Apollon kâhinlerinin hepsine Sibylla denmiyor, örneğin Delphoi'deki kâhinin adı Pythia'dır. Sibylla adı Anadolu'daki bilicilik merkezlerindeki kâhin kadınlara veriliyor, sonra da bu adın Kyme merkezinin güney İtalya'daki Cumae şehrine taşınmasıyla Cumae kâhinine. Sibylla kelimesi bir ses benzetmesi de olabilir: Kâhinin kendinden geçip vecit halinde solurken çıkardığı ıslık gibi seslerin bir yansıması, ada dökülmesi olabilir. Sorun aydınlanmamıştır bugüne bugün. Ama en yeni buluntular, Smintheus Apollon tapınağının Çanakkale'nin Ayvacık ilçesi, Gülpınar bucağında ortaya çıkmasıyla kaynaklarımızı aydınlığa varacak biçimde yorumlamak olanaklarını bize verecektir belki. Pausanias ilk Sibylla'nın Smintheus Apollon'un hizmetinde, Herophile adlı bir kız olduğunu yazar: Bu kız İda dağının bir nympha'sıyla ölümlü bir babadan dolmuş (Herophile). Apollon tanrıya övgüler düzdüğü gibi, Troya savaşının da Spartalı bir kadın yüzünden çıkacağını bildiren bu Sibylla kendini tanrının hem "meşru karısı" hem de "kızı" olarak tanımlarmış. Delos, Klaros, Samos, hatta Delphoi'ye de gider, yanında taşıdığı bir taşın üstüne çıkar, öyle fal bakar, kehanet okurmuş. Herophile Troas bölgesinde öldüğü halde, bu taş Delphoi'de kalmış, Pausanias zamanında gösterilirmiş. İkinci ünlü Sibylla gene Ege kıyılarından Erythreia kâhiniymiş. Onun da babası ölümlü, anası bir nympha'ymış ve onu Korykos dağının (Kırandağ) bir mağarasında doğurmuş. Doğar doğmaz kâhinliğe başlamış, ağzından dökülen fallar da dize halindeymiş. Daha çocukken Apollon tapınağına adanmış. Bu Sibylla ile çok uzun ömürlü ya da hiç ölmeyen Sibyllaların çığırı açılmış oluyor. Söylentiye göre her biri 110 yıl tutan dokuz insan ömrü yaşamış. Bundan sonra Sibylla'ya (yahut Sibyllalara) Roma kaynaklarında rastlanır.
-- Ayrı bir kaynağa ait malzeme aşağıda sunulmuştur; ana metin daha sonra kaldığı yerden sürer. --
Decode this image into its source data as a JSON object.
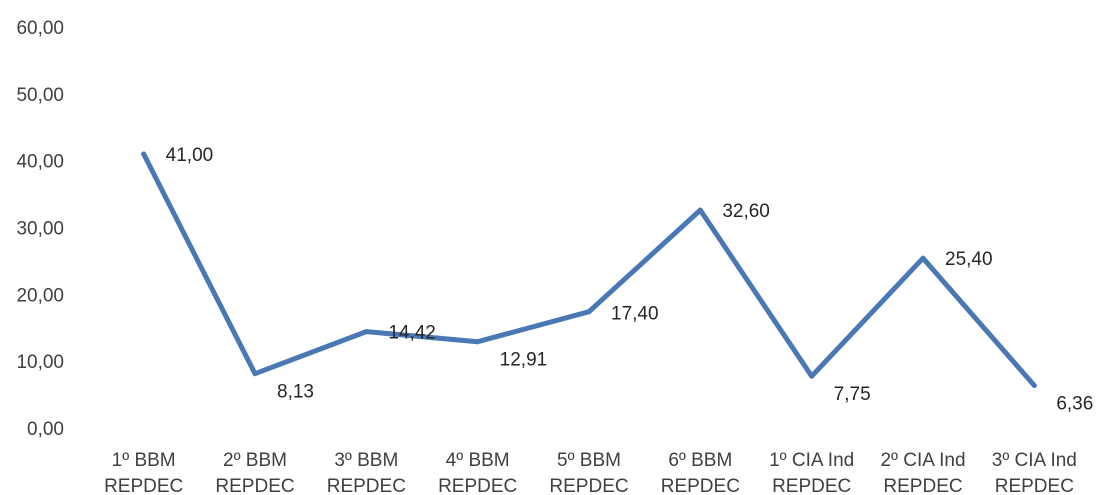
{
  "chart_data": {
    "type": "line",
    "title": "",
    "xlabel": "",
    "ylabel": "",
    "ylim": [
      0,
      60
    ],
    "y_ticks": [
      "0,00",
      "10,00",
      "20,00",
      "30,00",
      "40,00",
      "50,00",
      "60,00"
    ],
    "grid": false,
    "legend": "none",
    "categories": [
      [
        "1º BBM",
        "REPDEC"
      ],
      [
        "2º BBM",
        "REPDEC"
      ],
      [
        "3º BBM",
        "REPDEC"
      ],
      [
        "4º BBM",
        "REPDEC"
      ],
      [
        "5º BBM",
        "REPDEC"
      ],
      [
        "6º BBM",
        "REPDEC"
      ],
      [
        "1º CIA Ind",
        "REPDEC"
      ],
      [
        "2º CIA Ind",
        "REPDEC"
      ],
      [
        "3º CIA Ind",
        "REPDEC"
      ]
    ],
    "series": [
      {
        "values": [
          41.0,
          8.13,
          14.42,
          12.91,
          17.4,
          32.6,
          7.75,
          25.4,
          6.36
        ],
        "labels": [
          "41,00",
          "8,13",
          "14,42",
          "12,91",
          "17,40",
          "32,60",
          "7,75",
          "25,40",
          "6,36"
        ],
        "color": "#4a78b5"
      }
    ]
  }
}
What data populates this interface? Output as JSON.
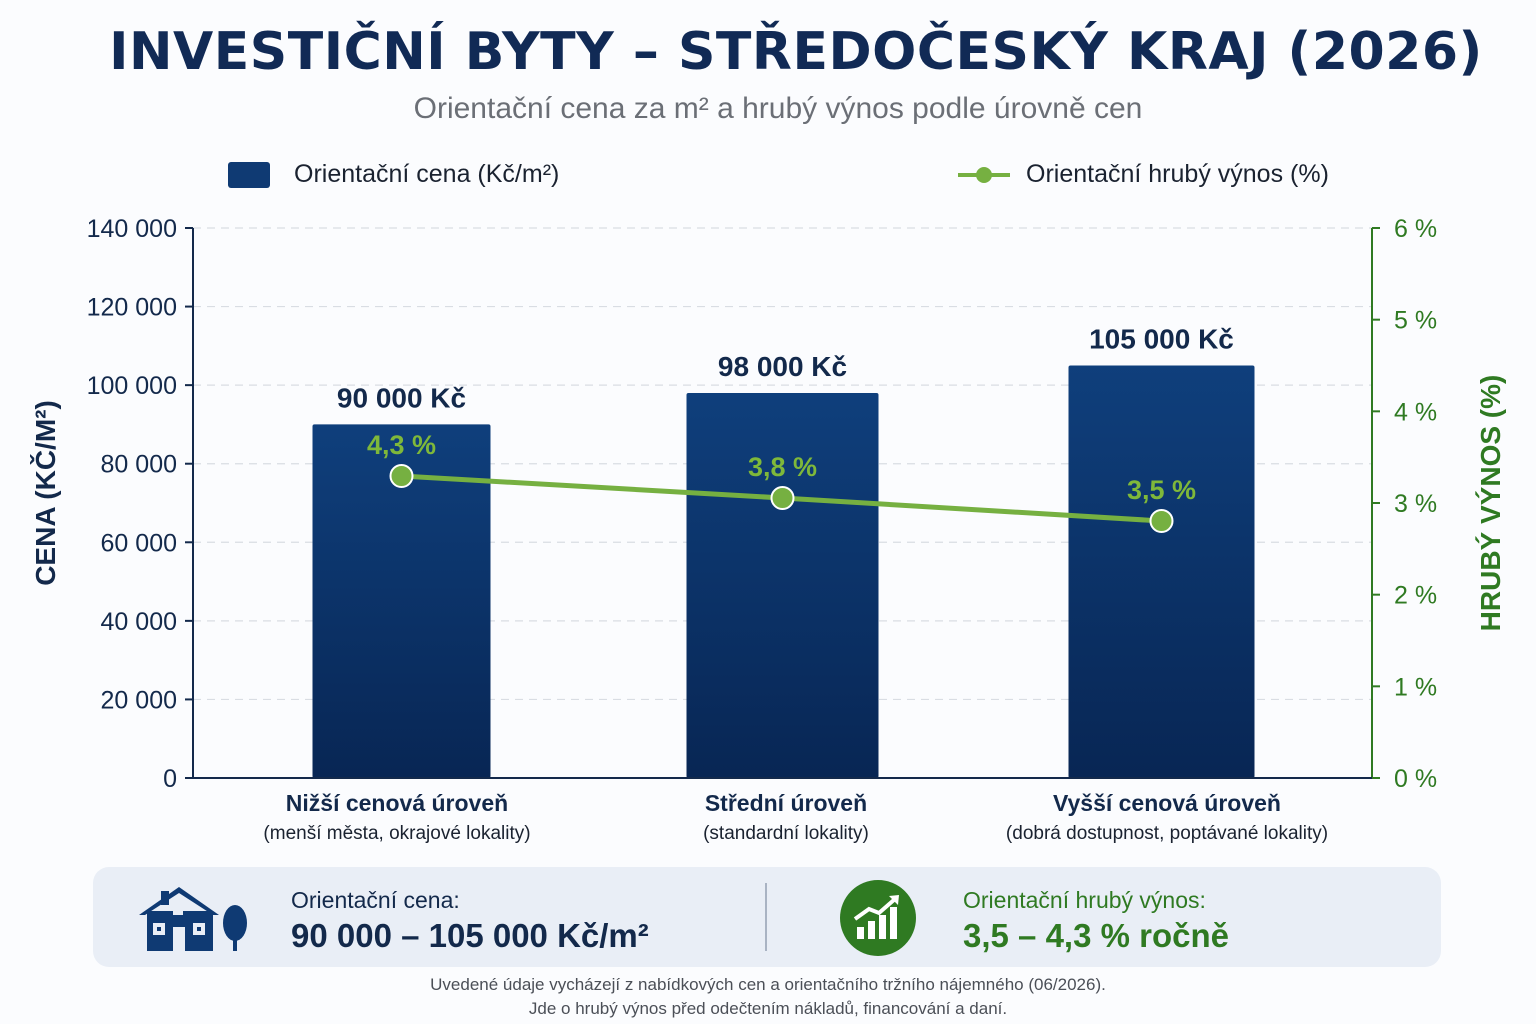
{
  "title": "INVESTIČNÍ BYTY – STŘEDOČESKÝ KRAJ (2026)",
  "subtitle": "Orientační cena za m² a hrubý výnos podle úrovně cen",
  "legend": {
    "price": "Orientační cena (Kč/m²)",
    "yield": "Orientační hrubý výnos (%)"
  },
  "colors": {
    "bar": "#0f3a73",
    "bar_dark": "#092a57",
    "yield_line": "#76b041",
    "yield_axis": "#2f7a22",
    "navy": "#13294b"
  },
  "chart_data": {
    "type": "bar",
    "categories": [
      "Nižší cenová úroveň",
      "Střední úroveň",
      "Vyšší cenová úroveň"
    ],
    "category_subtitles": [
      "(menší města, okrajové lokality)",
      "(standardní lokality)",
      "(dobrá dostupnost, poptávané lokality)"
    ],
    "series": [
      {
        "name": "Orientační cena (Kč/m²)",
        "type": "bar",
        "axis": "left",
        "values": [
          90000,
          98000,
          105000
        ],
        "labels": [
          "90 000 Kč",
          "98 000 Kč",
          "105 000 Kč"
        ]
      },
      {
        "name": "Orientační hrubý výnos (%)",
        "type": "line",
        "axis": "right",
        "values": [
          4.3,
          3.8,
          3.5
        ],
        "labels": [
          "4,3 %",
          "3,8 %",
          "3,5 %"
        ]
      }
    ],
    "ylabel": "CENA (KČ/M²)",
    "y2label": "HRUBÝ VÝNOS (%)",
    "ylim": [
      0,
      140000
    ],
    "y_ticks": [
      0,
      20000,
      40000,
      60000,
      80000,
      100000,
      120000,
      140000
    ],
    "y_tick_labels": [
      "0",
      "20 000",
      "40 000",
      "60 000",
      "80 000",
      "100 000",
      "120 000",
      "140 000"
    ],
    "y2lim": [
      0,
      6
    ],
    "y2_ticks": [
      0,
      1,
      2,
      3,
      4,
      5,
      6
    ],
    "y2_tick_labels": [
      "0 %",
      "1 %",
      "2 %",
      "3 %",
      "4 %",
      "5 %",
      "6 %"
    ],
    "grid": true,
    "legend_position": "top"
  },
  "summary": {
    "price_label": "Orientační cena:",
    "price_value": "90 000 – 105 000 Kč/m²",
    "yield_label": "Orientační hrubý výnos:",
    "yield_value": "3,5 – 4,3 % ročně",
    "house_icon": "house-icon",
    "growth_icon": "growth-chart-icon"
  },
  "footnote": {
    "line1": "Uvedené údaje vycházejí z nabídkových cen a orientačního tržního nájemného (06/2026).",
    "line2": "Jde o hrubý výnos před odečtením nákladů, financování a daní."
  }
}
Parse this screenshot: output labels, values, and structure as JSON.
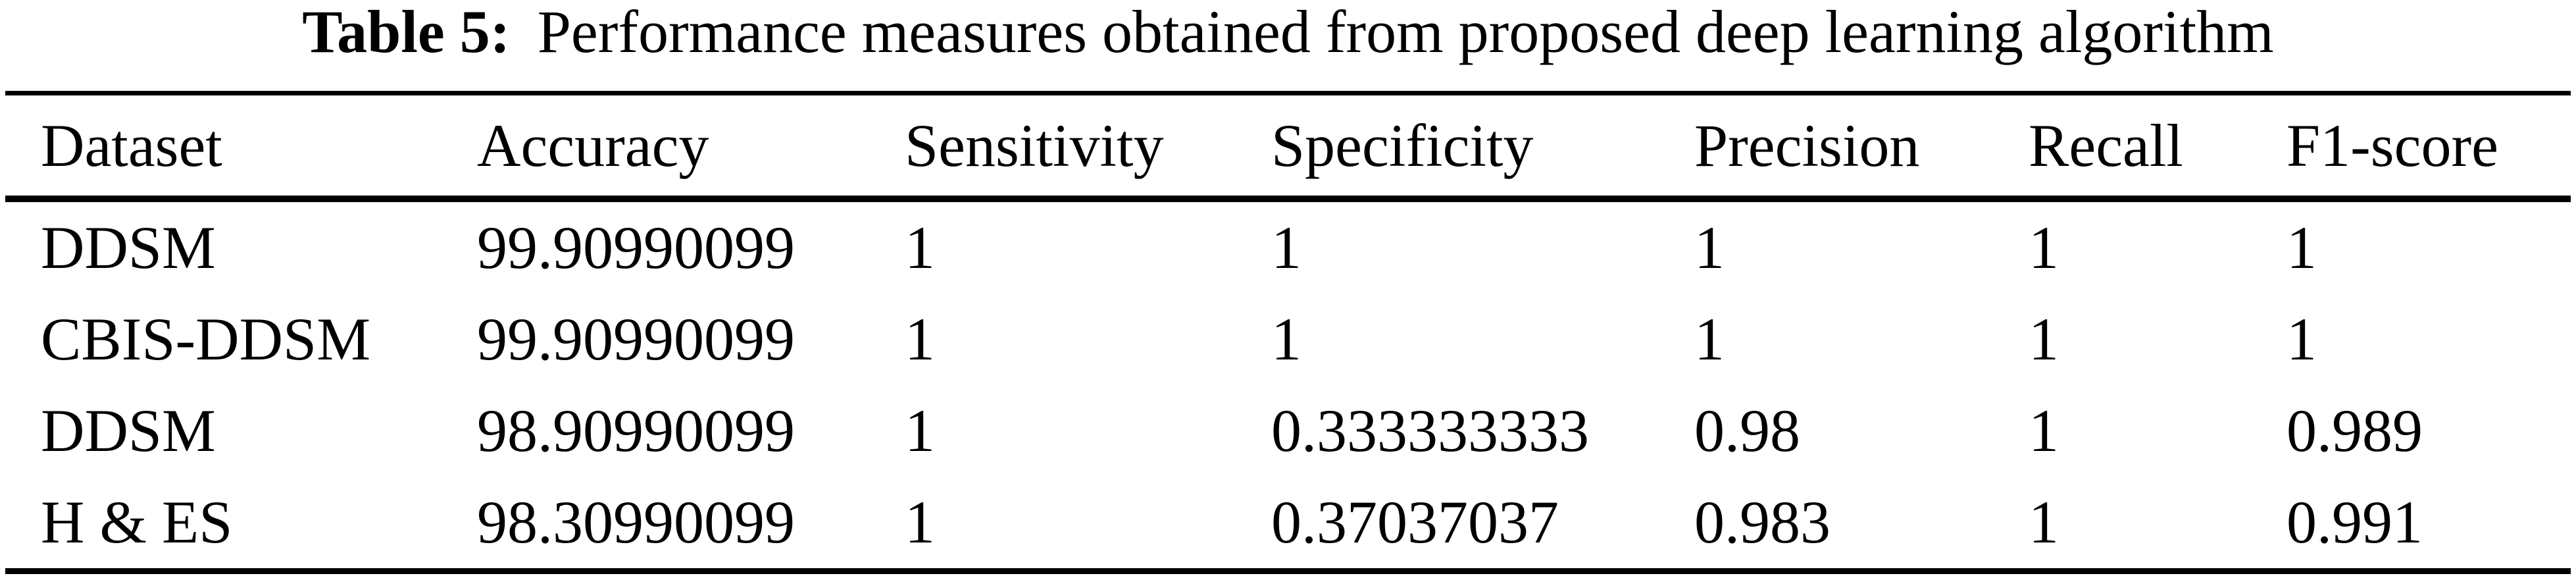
{
  "colors": {
    "text": "#000000",
    "background": "#ffffff",
    "rule": "#000000"
  },
  "caption": {
    "label": "Table 5:",
    "text": "Performance measures obtained from proposed deep learning algorithm"
  },
  "table": {
    "columns": [
      "Dataset",
      "Accuracy",
      "Sensitivity",
      "Specificity",
      "Precision",
      "Recall",
      "F1-score"
    ],
    "rows": [
      [
        "DDSM",
        "99.90990099",
        "1",
        "1",
        "1",
        "1",
        "1"
      ],
      [
        "CBIS-DDSM",
        "99.90990099",
        "1",
        "1",
        "1",
        "1",
        "1"
      ],
      [
        "DDSM",
        "98.90990099",
        "1",
        "0.333333333",
        "0.98",
        "1",
        "0.989"
      ],
      [
        "H & ES",
        "98.30990099",
        "1",
        "0.37037037",
        "0.983",
        "1",
        "0.991"
      ]
    ]
  },
  "chart_data": {
    "type": "table",
    "title": "Table 5: Performance measures obtained from proposed deep learning algorithm",
    "columns": [
      "Dataset",
      "Accuracy",
      "Sensitivity",
      "Specificity",
      "Precision",
      "Recall",
      "F1-score"
    ],
    "rows": [
      [
        "DDSM",
        "99.90990099",
        "1",
        "1",
        "1",
        "1",
        "1"
      ],
      [
        "CBIS-DDSM",
        "99.90990099",
        "1",
        "1",
        "1",
        "1",
        "1"
      ],
      [
        "DDSM",
        "98.90990099",
        "1",
        "0.333333333",
        "0.98",
        "1",
        "0.989"
      ],
      [
        "H & ES",
        "98.30990099",
        "1",
        "0.37037037",
        "0.983",
        "1",
        "0.991"
      ]
    ]
  }
}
Vergilius da, Ovidius da Cumae Sibylla'sından uzun uzadıya söz ederler. İtalya'ya göçen bu kâhin Erythreia Sibylla'sının kendisiymiş. Vergilius ona Deiphobe adını verir, Glaukos'un kızı olduğu ve Cumae'de Phoibos'la üç yol ağzı tanrıçası Hakabe'ye hizmet ettiğini söyler. Aeneas'ı ölüler ülkesine götürüp getiren odur. Bu kâhin üstüne çeşitli efsaneler anlatılırdı: Apollon ona ömür bağışlamış, elinde ne kadar kum tanesi taşıyabilirse, o kadar yıl yaşayabileceğini bildirmiş, ama yurduna bir daha dönmemesini de şart koşmuş, Erythreia'ya ayak bastığı gün ölecekmiş. Sibylla da Cumae'ye göçmüş, (bir söylentiye göre Aeneas'la birliklte) ama günün birinde yurdundan kâhine bir mektup gelmiş, üstünde Erythreia toprağıyla yoğurulmuş bir mühür varmış, kâhin ona dokunur dokunmaz ölmüş. Ya da şu: Apollon kâhinine gönül vermiş, ağzından çıkacak ilk dileği gerçekleştirmeye söz vermiş, Sibylla da uzun ömür istemiş, ama sonsuz gençlik istemeyi unutmuş. Tanrı, kızlığını kendine verirse, gençliğini de bağışlayacak olmuş, ama kız buna yanaşmamış. Bu yüzden de ihtiyarladıkça ihtiyarlamış, buruşmuş, büzülmüş, sonunda bir ağustosböcegi haline gelmiş, Cumae'deki Apollon tapınağında bir kafes içinde kalırmış. Çocuklar ona, "Sibylla ne istiyorsun?" diye sorarlar, o da, "Ölmek istiyorum" cevabını verirmiş. Roma tarihinde çok büyük bir yer tutan, devlet politikasına âdeta yön veren Sibylla kitaplarına gelince, bunları da İtalya'ya Cumae Sibylla'sı getirmiş, derlerdi. Tarquinius Superbus çağında Sibylla dokuz kitabıyla birlikte Roma'ya gelmiş ve krala bunları satmak istemiş, Tarquinius istediği fiyatı çok yüksek bulunca, Sibylla kitapların üçünü ateşe atmış, pazarlıkta gene uyusamayınca daha üç tanesini yakmış, sonunda Tarquinius geri kalan üç kitabı satın almış ve İupiter Capitolinus tapınağına koymuş. Roma din ve devletiyle ilgili her sorunda bu kitaplara başvurulur, tutulacak yol onlardan alınan esinlere göre çizilirdi. Sibylla kitaplarını saklamak ve korumak için rahip heyetinin göreviydi. Ana Tanrıça Kybele'nin Pessinus'tan Roma'ya getirilmesi de bu kitapların esin ve isteğiyle olmuştur.